You need to be clear and committed at every stage of the quitting process. That means setting a firm date at which you want to be done smoking altogether. Use that date to determine smaller goals like when you want to cut back more, and stick to every date without exception.
Quit smoking with a buddy. Having someone else with whom to commiserate and celebrate will make your success even sweeter. Choose a friend, relative, or co-worker who also wants to quit, or pair up with someone on an online support forum. Having someone by your side will make the process much easier to tolerate and will help you stay accountable.
Choose the date that you will quit and write it on the calendar. After you’ve done this, tell your friends and family. Choosing your quit date makes your goal more specific and real so that you’re more likely to take action towards it. It’s harder to change your mind once you’ve made a commitment, and other people can help support you if they know about your quit date.
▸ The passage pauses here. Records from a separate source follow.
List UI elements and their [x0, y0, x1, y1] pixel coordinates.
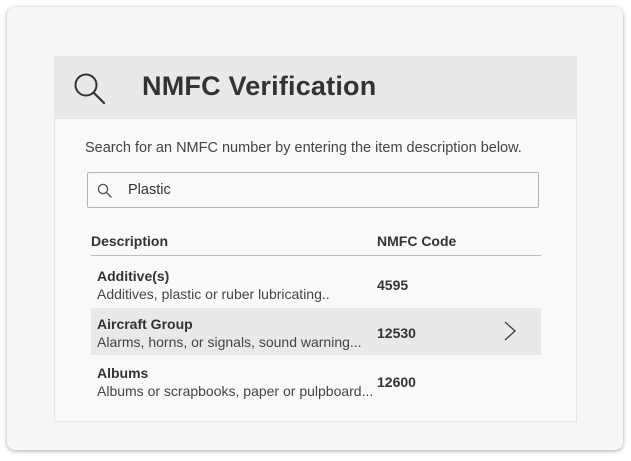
row-nmfc-code: 4595	[377, 277, 409, 293]
column-header-nmfc-code: NMFC Code	[377, 233, 457, 249]
row-nmfc-code: 12600	[377, 374, 416, 390]
column-header-description: Description	[91, 233, 169, 249]
row-description: Additives, plastic or ruber lubricating.…	[97, 286, 330, 302]
row-title: Additive(s)	[97, 268, 170, 284]
instruction-text: Search for an NMFC number by entering th…	[85, 140, 522, 156]
row-description: Albums or scrapbooks, paper or pulpboard…	[97, 383, 374, 399]
search-field[interactable]	[87, 172, 539, 208]
chevron-right-icon[interactable]	[503, 320, 517, 342]
page-title: NMFC Verification	[142, 71, 377, 101]
table-row[interactable]: Additive(s) Additives, plastic or ruber …	[91, 260, 541, 307]
window-card: NMFC Verification Search for an NMFC num…	[7, 7, 623, 450]
table-row[interactable]: Aircraft Group Alarms, horns, or signals…	[91, 308, 541, 355]
table-row[interactable]: Albums Albums or scrapbooks, paper or pu…	[91, 357, 541, 404]
row-nmfc-code: 12530	[377, 325, 416, 341]
nmfc-verification-panel: NMFC Verification Search for an NMFC num…	[54, 56, 577, 422]
search-icon	[97, 183, 112, 198]
row-title: Albums	[97, 365, 149, 381]
row-title: Aircraft Group	[97, 316, 193, 332]
row-description: Alarms, horns, or signals, sound warning…	[97, 334, 362, 350]
search-input[interactable]	[128, 179, 528, 201]
panel-header: NMFC Verification	[55, 57, 576, 119]
table-header-divider	[91, 255, 541, 256]
search-icon	[74, 73, 106, 105]
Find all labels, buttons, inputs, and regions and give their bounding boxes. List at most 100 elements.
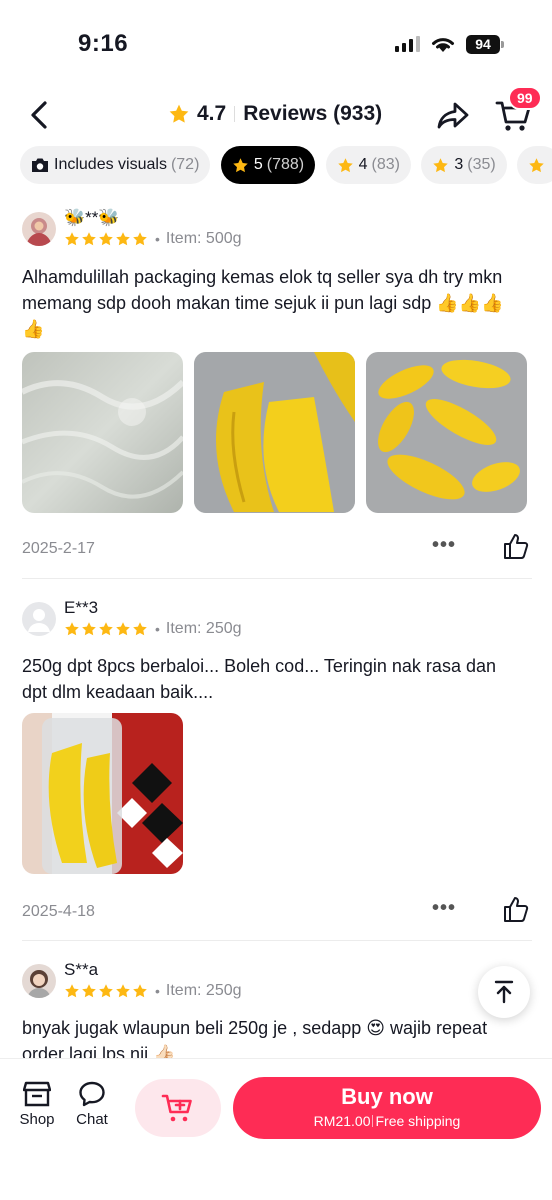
filter-5-star[interactable]: 5 (788) xyxy=(220,146,316,184)
filter-count: (83) xyxy=(371,156,400,173)
review-text: Alhamdulillah packaging kemas elok tq se… xyxy=(22,267,504,339)
wifi-icon xyxy=(432,38,454,52)
shipping-label: Free shipping xyxy=(375,1113,461,1129)
chat-icon xyxy=(79,1081,105,1107)
arrow-up-icon xyxy=(494,980,514,1004)
chat-button[interactable]: Chat xyxy=(67,1081,117,1128)
filter-2-star[interactable] xyxy=(517,146,552,184)
star-icon xyxy=(81,231,97,247)
like-icon[interactable] xyxy=(502,532,530,560)
star-icon xyxy=(81,621,97,637)
more-icon[interactable]: ••• xyxy=(432,534,456,557)
like-icon[interactable] xyxy=(502,895,530,923)
star-icon xyxy=(81,983,97,999)
filter-count: (72) xyxy=(170,156,200,173)
star-rating xyxy=(64,621,149,637)
avatar xyxy=(22,964,56,998)
chat-label: Chat xyxy=(76,1111,108,1128)
battery-indicator: 94 xyxy=(466,35,500,54)
meta-separator: • xyxy=(155,231,160,247)
avatar xyxy=(22,212,56,246)
buy-now-subline: RM21.00 Free shipping xyxy=(233,1113,541,1129)
average-rating: 4.7 xyxy=(197,102,227,125)
star-icon xyxy=(64,231,80,247)
item-variant: Item: 250g xyxy=(165,982,242,999)
filter-count: (788) xyxy=(266,156,305,173)
star-icon xyxy=(132,231,148,247)
item-variant: Item: 250g xyxy=(165,620,242,637)
review-meta: • Item: 250g xyxy=(64,982,242,1000)
signal-icon xyxy=(395,36,420,52)
review-date: 2025-2-17 xyxy=(22,540,95,557)
star-icon xyxy=(115,621,131,637)
meta-separator: • xyxy=(155,621,160,637)
star-icon xyxy=(98,983,114,999)
reviewer-name: 🐝**🐝 xyxy=(64,208,120,227)
star-icon xyxy=(64,621,80,637)
camera-icon xyxy=(32,158,48,172)
divider xyxy=(22,940,532,941)
review-meta: • Item: 250g xyxy=(64,620,242,638)
star-rating xyxy=(64,231,149,247)
cart-badge: 99 xyxy=(508,86,542,110)
filter-label: 4 xyxy=(358,156,368,173)
price-separator xyxy=(372,1115,374,1127)
review-meta: • Item: 500g xyxy=(64,230,242,248)
review-text: 250g dpt 8pcs berbaloi... Boleh cod... T… xyxy=(22,656,496,702)
filter-label: 3 xyxy=(454,156,464,173)
buy-now-button[interactable]: Buy now RM21.00 Free shipping xyxy=(233,1077,541,1139)
status-bar: 9:16 94 xyxy=(0,0,552,90)
star-icon xyxy=(132,621,148,637)
star-rating xyxy=(64,983,149,999)
star-icon xyxy=(528,157,545,174)
header: 4.7 Reviews (933) 99 xyxy=(0,86,552,144)
star-icon xyxy=(168,103,190,125)
avatar xyxy=(22,602,56,636)
review-photos xyxy=(22,352,538,513)
bottom-action-bar: Shop Chat Buy now RM21.00 Free shipping xyxy=(0,1058,552,1200)
star-icon xyxy=(98,621,114,637)
filter-chips: Includes visuals (72) 5 (788) 4 (83) 3 (… xyxy=(20,146,552,186)
star-icon xyxy=(232,157,249,174)
status-time: 9:16 xyxy=(78,30,129,57)
filter-4-star[interactable]: 4 (83) xyxy=(325,146,411,184)
scroll-to-top-button[interactable] xyxy=(478,966,530,1018)
filter-includes-visuals[interactable]: Includes visuals (72) xyxy=(20,146,211,184)
battery-cap xyxy=(501,41,504,48)
star-icon xyxy=(98,231,114,247)
page-title: 4.7 Reviews (933) xyxy=(168,102,382,126)
review-photos xyxy=(22,713,194,874)
shop-button[interactable]: Shop xyxy=(12,1081,62,1128)
star-icon xyxy=(432,157,449,174)
star-icon xyxy=(64,983,80,999)
review-photo[interactable] xyxy=(22,713,183,874)
review-photo[interactable] xyxy=(366,352,527,513)
star-icon xyxy=(337,157,354,174)
filter-3-star[interactable]: 3 (35) xyxy=(421,146,507,184)
price: RM21.00 xyxy=(313,1113,371,1129)
reviews-title: Reviews (933) xyxy=(243,102,383,125)
filter-count: (35) xyxy=(467,156,496,173)
star-icon xyxy=(115,983,131,999)
buy-now-label: Buy now xyxy=(341,1084,433,1109)
filter-label: Includes visuals xyxy=(54,156,167,173)
shop-label: Shop xyxy=(19,1111,55,1128)
title-divider xyxy=(234,106,236,122)
review-date: 2025-4-18 xyxy=(22,903,95,920)
add-cart-icon xyxy=(161,1094,192,1122)
reviewer-name: E**3 xyxy=(64,598,99,617)
review-photo[interactable] xyxy=(194,352,355,513)
filter-label: 5 xyxy=(253,156,263,173)
star-icon xyxy=(115,231,131,247)
add-to-cart-button[interactable] xyxy=(135,1079,221,1137)
item-variant: Item: 500g xyxy=(165,230,242,247)
back-icon[interactable] xyxy=(26,100,54,130)
reviewer-name: S**a xyxy=(64,960,99,979)
share-icon[interactable] xyxy=(436,100,470,132)
review-photo[interactable] xyxy=(22,352,183,513)
star-icon xyxy=(132,983,148,999)
more-icon[interactable]: ••• xyxy=(432,897,456,920)
shop-icon xyxy=(23,1081,51,1107)
divider xyxy=(22,578,532,579)
meta-separator: • xyxy=(155,983,160,999)
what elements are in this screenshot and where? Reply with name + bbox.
Clean your house and car when you quit smoking. Don’t spend time in any environment where you look at the surroundings and equate them with smoking. Dispose of butts and ashtrays and clean anything with the smell of cigarettes. Your fresh environment should reflect a healthier, cleaner you, and some rigorous housecleaning might just let you power through a craving.
Before beginning to quit, talk with your doctor about your intentions. Your doctor can advise you on the best methods to quit, and if need be, can provide you with prescription drugs to aid your quitting. Also, your doctor can be an important sounding board throughout your entire quitting experience.
Don’t worry if you have a relapse. It’s not uncommon for a smoker to try multiple times to quit before they succeed. Always think about what made you relapse, and try to avoid that situation in the future. Decide on a new day to quit, prepare yourself, and stick with it.
Avoid carrying your cigarettes around with you. This makes them harder to get to and you will be able to cut back on smoking by doing this. When they are an inconvenience to get to, you won’t smoke them as often. This will eventually help you quit smoking for good.
Quitting smoking isn’t easy, but it is possible. The strategies you just read can help you to quit with a minimum of pain or frustration. Pick a couple of strategies and start working on kicking your smoking habit today. Soon you’ll be able to enjoy the benefits of being smoke-free.